De fait, pour amener les industriels à retrouver la voie de l’innovation et des développements sur fonds propres, il sera avant tout indispensable de convaincre les Armées de s’équiper d’un certain nombre de ces équipements ainsi développés, tant pour les tester que pour en promouvoir l’image sur la scène internationale.

Conclusion

On le voit, les évolutions nécessaires pour effectivement atteindre une industrie répondant au qualificatif “d’économie de guerre” souvent employé par le Président et le ministre des Armées français, de très importants efforts devront être déployés, tant de la part des industriels que des Militaires, et par voie de conséquences, par les responsables politiques de tutelle.

Cette transformation nécessitera non seulement des évolutions sensibles de l’outil productif, mis également de l’organisation profonde des industries, et d’une certaine manière, de la culture industrielle défense elle-même. De la même manière, les Armées devront, elles aussi, prendre leur part de l’effort à produire, que ce soit dans la conduite des programmes comme dans un soutien bien plus poussé aux industriels dans la mise en œuvre de leurs équipements innovants.

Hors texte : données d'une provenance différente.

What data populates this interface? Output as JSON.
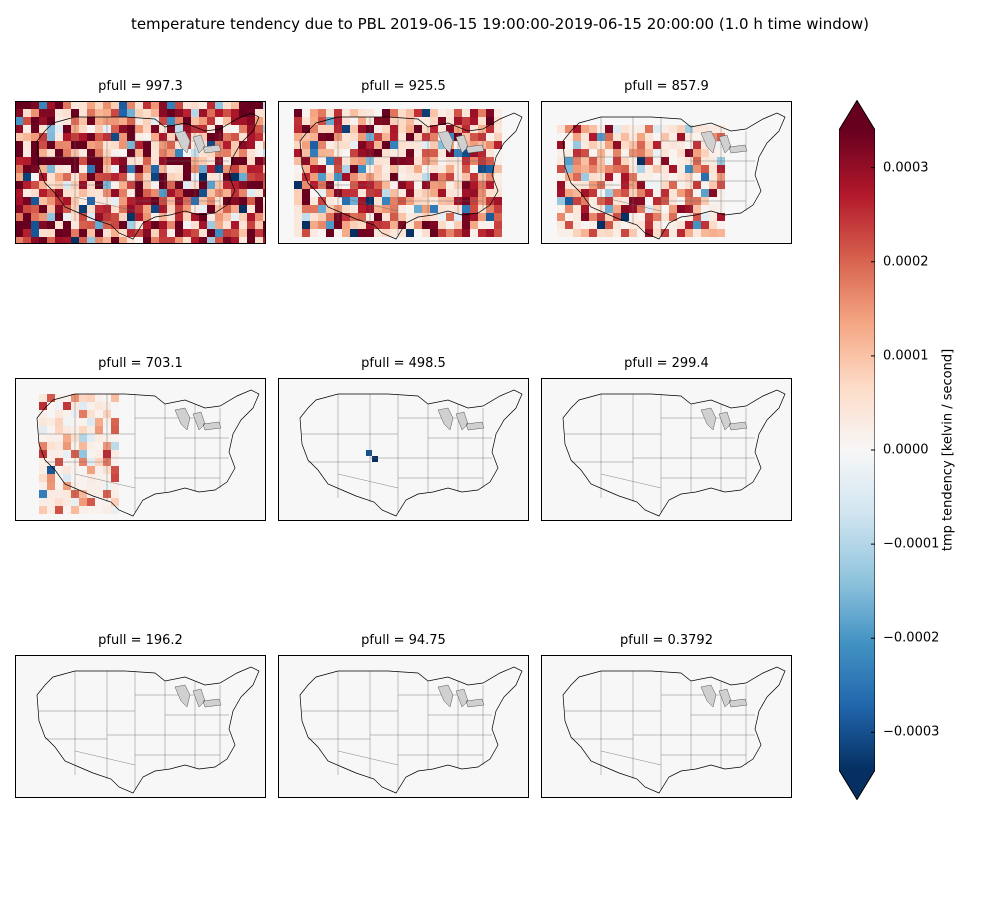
{
  "figure": {
    "title": "temperature tendency due to PBL 2019-06-15 19:00:00-2019-06-15 20:00:00 (1.0 h time window)"
  },
  "chart_data": {
    "type": "heatmap",
    "title": "temperature tendency due to PBL 2019-06-15 19:00:00-2019-06-15 20:00:00 (1.0 h time window)",
    "colormap": "RdBu_r",
    "vmin": -0.00034,
    "vmax": 0.00034,
    "colorbar": {
      "label": "tmp tendency [kelvin / second]",
      "extend": "both",
      "ticks": [
        0.0003,
        0.0002,
        0.0001,
        0.0,
        -0.0001,
        -0.0002,
        -0.0003
      ],
      "tick_labels": [
        "0.0003",
        "0.0002",
        "0.0001",
        "0.0000",
        "−0.0001",
        "−0.0002",
        "−0.0003"
      ]
    },
    "map_region": "contiguous United States",
    "panels": [
      {
        "title": "pfull = 997.3",
        "pfull": 997.3,
        "activity": 1.0
      },
      {
        "title": "pfull = 925.5",
        "pfull": 925.5,
        "activity": 0.85
      },
      {
        "title": "pfull = 857.9",
        "pfull": 857.9,
        "activity": 0.6
      },
      {
        "title": "pfull = 703.1",
        "pfull": 703.1,
        "activity": 0.3
      },
      {
        "title": "pfull = 498.5",
        "pfull": 498.5,
        "activity": 0.02
      },
      {
        "title": "pfull = 299.4",
        "pfull": 299.4,
        "activity": 0.0
      },
      {
        "title": "pfull = 196.2",
        "pfull": 196.2,
        "activity": 0.0
      },
      {
        "title": "pfull = 94.75",
        "pfull": 94.75,
        "activity": 0.0
      },
      {
        "title": "pfull = 0.3792",
        "pfull": 0.3792,
        "activity": 0.0
      }
    ]
  }
}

Il s’agit donc, pour y parvenir, de trouver un nouvel équilibre, radicalement différent de celui qui émergea des difficultés rencontrées ces 30 dernières années. Car si la plupart des industries et des armées occidentales partagent les mêmes difficultés dans ce domaine, ce n’est pas le cas d’autres acteurs, notamment la Chine, qui a déjà dimensionné et organisé son appareil industriel défense en prenant précisément compte de ces contraintes auxquelles les occidentaux font face aujourd’hui.